Ceará e Piauí são corpos políticos irmãos e, como em toda relação fraterna, é natural que aconteçam desavenças. O que não é razoável é protelar pendengas judiciais, prejudicando o desenvolvimento e causando danos à vida das pessoas que habitam as áreas em litígio. Essa questão vem se arrastando desde 1880, com as imprecisões de um decreto imperial.
Na sexta-feira passada (19) houve uma reunião na Assembleia Legislativa do Ceará, provocada pelo Comitê de Estudos de Limites e Divisas Territoriais do Estado, para tratar do litígio com o Piauí. No momento, o caso está com uma ação piauiense tramitando no Supremo Tribunal Federal (STF), e uma decisão vertical da justiça, mesmo sendo legítima, tenderá a encerrar o conflito criando outros até mais adversos.
A aposta no confronto pelo confronto tem sido uma característica negativa dos tempos atuais, mas o Ceará e o Piauí vivem um momento propício a uma busca por convergências, como reza a boa política: ambos têm nos governadores Camilo Santana e Wellington Dias lideranças sérias, respeitadas, cordiais e comprometidas com o diálogo, que poderiam tomar para si a construção de um acordo adequado, decente e bom para os dois lados.
Ajustes territoriais não deveriam ser contaminados por queixas do passado e por sentimentos hostis, que só perpetuam desavenças. Percebi tal vulnerabilidade quando, décadas atrás, acompanhei de perto essa questão, e estive na maior das zonas desse litígio. Na reportagem “Villa Macambira – A paz de um mundo perdido na fronteira política dos homens” (O POVO, 04/04/1986), descrevi como, apesar de tudo, as pessoas inventavam um cotidiano de tranquilidade em meio à instabilidade da dependência da resolução do conflito.
Se, com as informações fornecidas pelo Instituto Brasileiro de Geografia e Estatística (IBGE) a coisa não andou, não será com base em cartografias militares que vai andar. O mais apropriado para essa situação é a consulta aos habitantes de cada zona em litígio, para que definam se querem ser cearenses ou piauienses. O redesenho de áreas passa, antes de tudo, por considerações existenciais e pelas peculiaridades de cada povoado.

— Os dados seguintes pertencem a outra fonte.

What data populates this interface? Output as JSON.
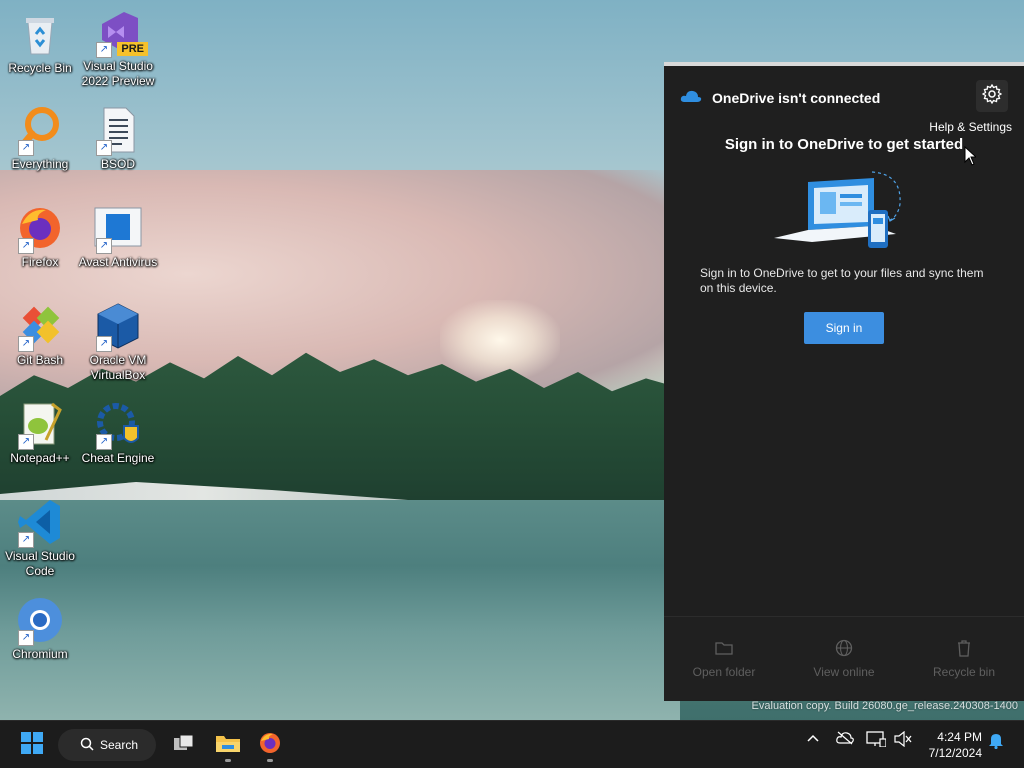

As correções de distorções decorrentes do tempo de inércia do litígio vêm depois disso. As pessoas precisam acreditar que eventuais mudanças ou a permanência será melhor para suas vidas. Isso é possível com um acordo abrangente, capaz de abraçar interesses substantivos e de separar os pontos consensuais dos divergentes, elaborado a partir de propostas respeitosas de equivalências, flexibilidade de trocas e concordância na montagem de uma agenda comum de ganha-ganha.
O que torna essa situação preocupante é que Ceará e Piauí parecem envoltos com o conflito em si, em vez de direcionar esforços ao que de fato precisa ser resolvido. Ir além do âmbito dos aspectos conflitivos facilita a mobilização de agentes culturais, ambientais, políticos e econômicos, a criação de plataformas de impulsão de atividades, o desenvolvimento de novos operadores cooperativos e a potencialização de complementaridades públicas e privadas.